By the summer of 2006, American support for the war had dropped to a discomforting 30 percent. The Anbar province, which officials referred to as the “wild west,” was reported to be in a dire state. According to a Washington Post article from September 2006, Col. Pete Devlin, chief of intelligence for the Marine Corps in Iraq, filed a secret report concluding the western Anbar province was politically ‘lost.’
In January 2007, President George W. Bush announced a troop surge of more than 20,000 troops to help with the security situation in Iraq. A CNN poll concluded 66% ‘strongly’ or ‘moderately’ opposed the plan. The outlook for the situation in Iraq looked bleak. That is until the summer of 2007.
What pounded the final nail in the proverbial coffin for al Qaeda in al Anbar Province, was the assassination of a prominent sheik. Al Qaeda hid the body from his family for 3 days to deny a proper Muslim burial.
“Enough is enough,” said Sheik Abdul Sattar Abu Risha, from the Abu Risha tribe, to an Associated Press reporter. “The insurgent’s were killing innocent people. They brought us nothing but destruction.”

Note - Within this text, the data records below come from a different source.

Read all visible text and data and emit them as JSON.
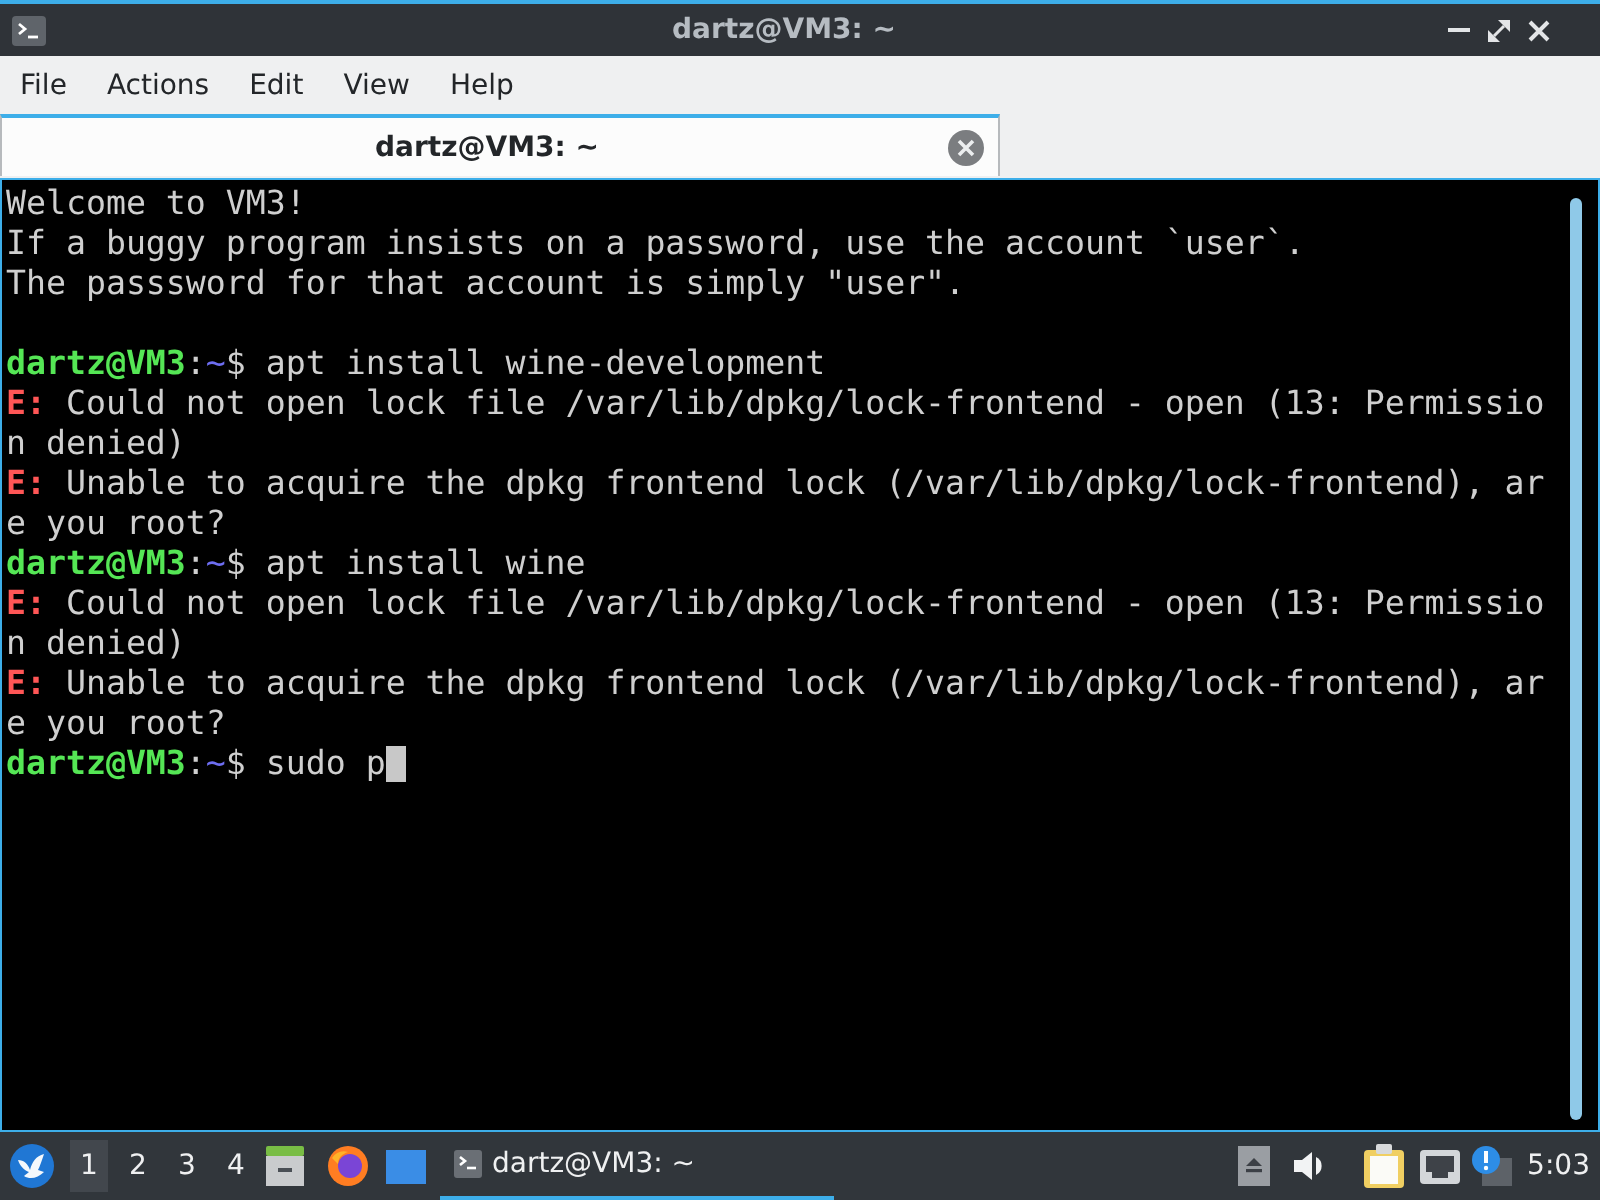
{
  "window": {
    "title": "dartz@VM3: ~"
  },
  "menu": [
    "File",
    "Actions",
    "Edit",
    "View",
    "Help"
  ],
  "tabs": [
    {
      "label": "dartz@VM3: ~",
      "selected": true
    }
  ],
  "terminal": {
    "lines": [
      {
        "kind": "plain",
        "text": "Welcome to VM3!"
      },
      {
        "kind": "plain",
        "text": "If a buggy program insists on a password, use the account `user`."
      },
      {
        "kind": "plain",
        "text": "The passsword for that account is simply \"user\"."
      },
      {
        "kind": "blank"
      },
      {
        "kind": "prompt",
        "user": "dartz@VM3",
        "separator": ":",
        "path": "~",
        "symbol": "$",
        "command": "apt install wine-development",
        "cursor": false
      },
      {
        "kind": "error",
        "prefix": "E:",
        "text": "Could not open lock file /var/lib/dpkg/lock-frontend - open (13: Permissio"
      },
      {
        "kind": "plain",
        "text": "n denied)"
      },
      {
        "kind": "error",
        "prefix": "E:",
        "text": "Unable to acquire the dpkg frontend lock (/var/lib/dpkg/lock-frontend), ar"
      },
      {
        "kind": "plain",
        "text": "e you root?"
      },
      {
        "kind": "prompt",
        "user": "dartz@VM3",
        "separator": ":",
        "path": "~",
        "symbol": "$",
        "command": "apt install wine",
        "cursor": false
      },
      {
        "kind": "error",
        "prefix": "E:",
        "text": "Could not open lock file /var/lib/dpkg/lock-frontend - open (13: Permissio"
      },
      {
        "kind": "plain",
        "text": "n denied)"
      },
      {
        "kind": "error",
        "prefix": "E:",
        "text": "Unable to acquire the dpkg frontend lock (/var/lib/dpkg/lock-frontend), ar"
      },
      {
        "kind": "plain",
        "text": "e you root?"
      },
      {
        "kind": "prompt",
        "user": "dartz@VM3",
        "separator": ":",
        "path": "~",
        "symbol": "$",
        "command": "sudo p",
        "cursor": true
      }
    ]
  },
  "taskbar": {
    "workspaces": [
      {
        "label": "1",
        "selected": true
      },
      {
        "label": "2",
        "selected": false
      },
      {
        "label": "3",
        "selected": false
      },
      {
        "label": "4",
        "selected": false
      }
    ],
    "tasks": [
      {
        "label": "dartz@VM3: ~",
        "selected": true
      }
    ],
    "clock": "5:03"
  }
}
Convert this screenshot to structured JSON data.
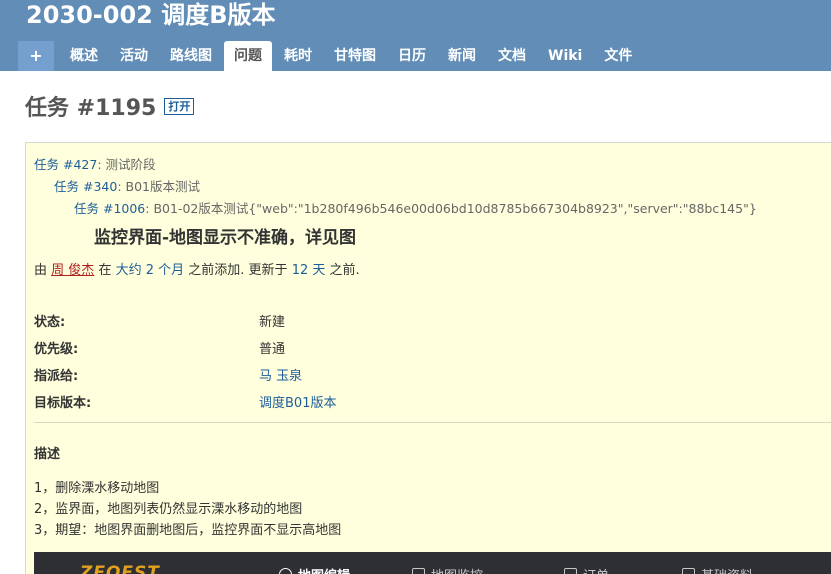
{
  "project": {
    "title": "2030-002 调度B版本"
  },
  "tabs": {
    "new": "+",
    "items": [
      "概述",
      "活动",
      "路线图",
      "问题",
      "耗时",
      "甘特图",
      "日历",
      "新闻",
      "文档",
      "Wiki",
      "文件"
    ],
    "selected_index": 3
  },
  "issue": {
    "title": "任务 #1195",
    "status_badge": "打开",
    "parents": [
      {
        "id": "任务 #427",
        "name": ": 测试阶段"
      },
      {
        "id": "任务 #340",
        "name": ": B01版本测试"
      },
      {
        "id": "任务 #1006",
        "name": ": B01-02版本测试{\"web\":\"1b280f496b546e00d06bd10d8785b667304b8923\",\"server\":\"88bc145\"}"
      }
    ],
    "subject": "监控界面-地图显示不准确，详见图",
    "author_prefix": "由",
    "author": "周 俊杰",
    "in": "在",
    "created": "大约 2 个月",
    "created_suffix": "之前添加. 更新于",
    "updated": "12 天",
    "updated_suffix": "之前.",
    "attributes": [
      {
        "label": "状态:",
        "value": "新建",
        "link": false
      },
      {
        "label": "优先级:",
        "value": "普通",
        "link": false
      },
      {
        "label": "指派给:",
        "value": "马 玉泉",
        "link": true
      },
      {
        "label": "目标版本:",
        "value": "调度B01版本",
        "link": true
      }
    ],
    "description_title": "描述",
    "description": [
      "1，删除溧水移动地图",
      "2，监界面，地图列表仍然显示溧水移动的地图",
      "3，期望：地图界面删地图后，监控界面不显示高地图"
    ]
  },
  "embedded_screenshot": {
    "logo": "ZEQEST",
    "items": [
      "地图编辑",
      "地图监控",
      "订单",
      "基础资料"
    ]
  }
}
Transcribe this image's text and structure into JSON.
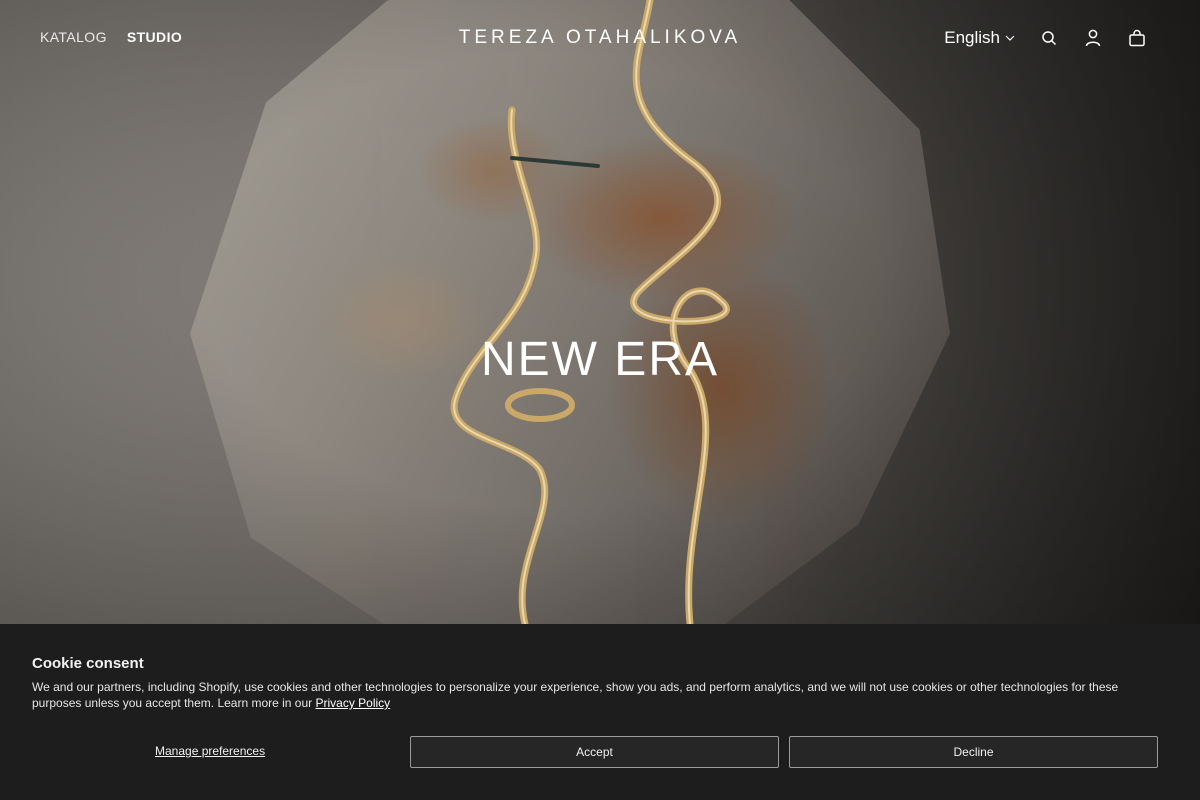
{
  "header": {
    "nav": [
      {
        "label": "KATALOG"
      },
      {
        "label": "STUDIO"
      }
    ],
    "brand": "TEREZA OTAHALIKOVA",
    "language": "English",
    "icons": [
      "search-icon",
      "account-icon",
      "cart-icon"
    ]
  },
  "hero": {
    "title": "NEW ERA"
  },
  "cookie": {
    "title": "Cookie consent",
    "text": "We and our partners, including Shopify, use cookies and other technologies to personalize your experience, show you ads, and perform analytics, and we will not use cookies or other technologies for these purposes unless you accept them. Learn more in our",
    "privacy_link": "Privacy Policy",
    "manage_label": "Manage preferences",
    "accept_label": "Accept",
    "decline_label": "Decline"
  }
}
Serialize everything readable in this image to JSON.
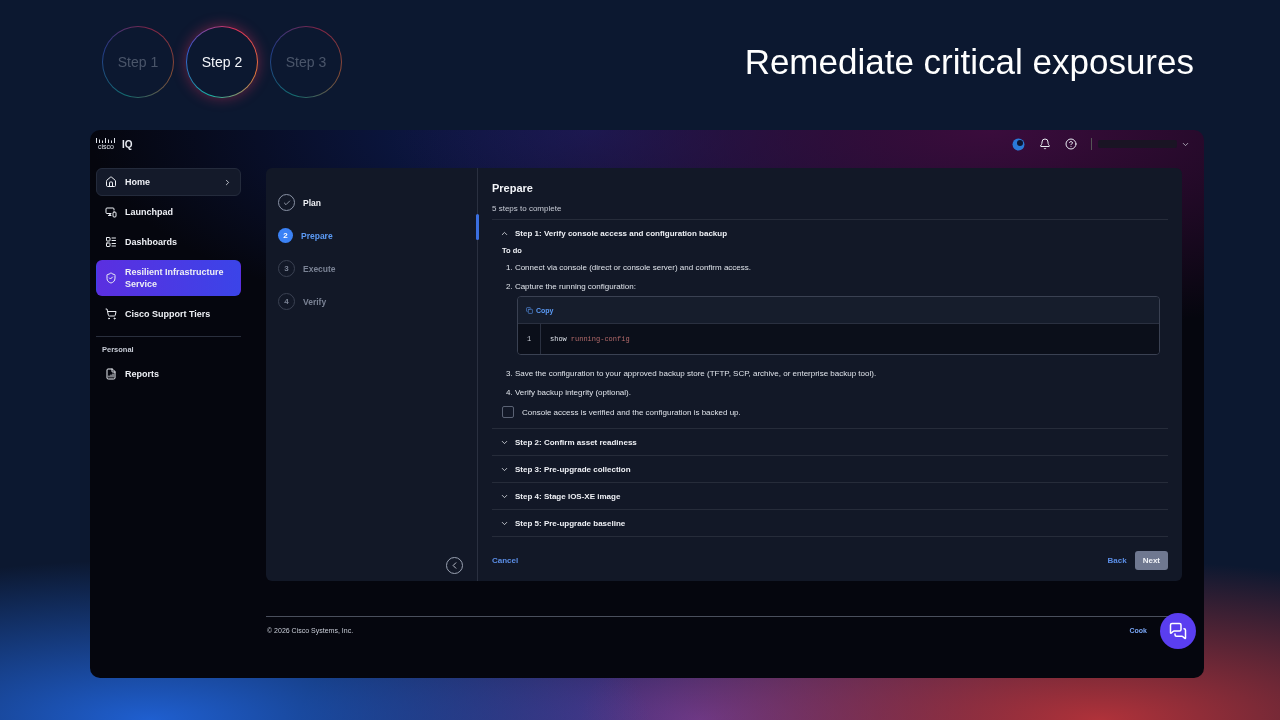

Lt. Col. Bill McCollough, regimental executive officer, Regimental Combat Team 1, said the Iraqi people realized there was a better way. “Our motivation for being here is to offer a better way of life than al Qaeda does. The insurgents were destroying Iraq but now the Iraqis have stood up and said ‘we won’t tolerate what al Qaeda did to us anymore,” said McCollough, who is also the regiment’s tribal engagement officer.
Abu Risha called upon all the other tribal sheiks in the area and assembled the “Anbar Awakening;” a collection of tribes designed to rid their neighborhoods of AQI by building an alliance with Coalition forces. Iraqi Police stations started filling up with locally recruited officers. A security element known as the ‘Sons of Iraq’ was started. The Sons of Iraq provide local security throughout their tribal areas, also because of their extensive knowledge of the area, gather intelligence and report on any suspicious or out-of-place activity in their areas.
Since the summer of 2007 and the formation of the Anbar Awakening, monthly Coalition troop casualties have been steadily declining; about two-thirds since the summer of 2007, according to Department of Defense records. An RCT-1 unclassified intelligence report revealed incidents in and around the Fallujah area have dropped drastically from around 250 reported incidents in December 2006, to less than 10 in December 2007. Iraqi Army and Police units have been working hand in hand with Coalition troops. Iraqi forces have even started to command and control their own operations.
Progress can be seen not only on the battlefield, but also in the streets and markets of neighborhoods.
“The improvements in the daily lives of average Iraqis are real and they are occurring at a time when the Iraqis are starting to take on more responsibilities for their governance at all levels,” said Maj. Brooks D. Tucker, Liaison Officer for RCTs 1 and 5, Marine Corps Center for Lessons Learned. “This is good news.”
Coalition forces have also been working closely with sheiks and local government officials to make this possible.
“With every success they have, the local government’s capability grows,” McCollough said. “As the government’s capabilities grow, its legitimacy grows, and the more legit the government is, the more support it gains from the people. More support means more success; it’s a great big circle, and it’s beginning to roll on its own.”
There is no doubt progress has been made in al Anbar Province as well as the rest of Iraq. According to a February polling conducted by the Pew Research Center, 53 percent of Americans now believe “the U.S. will ultimately succeed in achieving its goals” in Iraq, an amount of support that hasn’t been seen since the summer of 2006.
Does this mean there is an end in sight? “Absolutely yes,” McCollough stated. “Since the Anbar Awakening, incredible progress has been made. Iraqis are taking control, the economy is growing, and we’re continually doing less and less for them; we’re working ourselves out of a job.”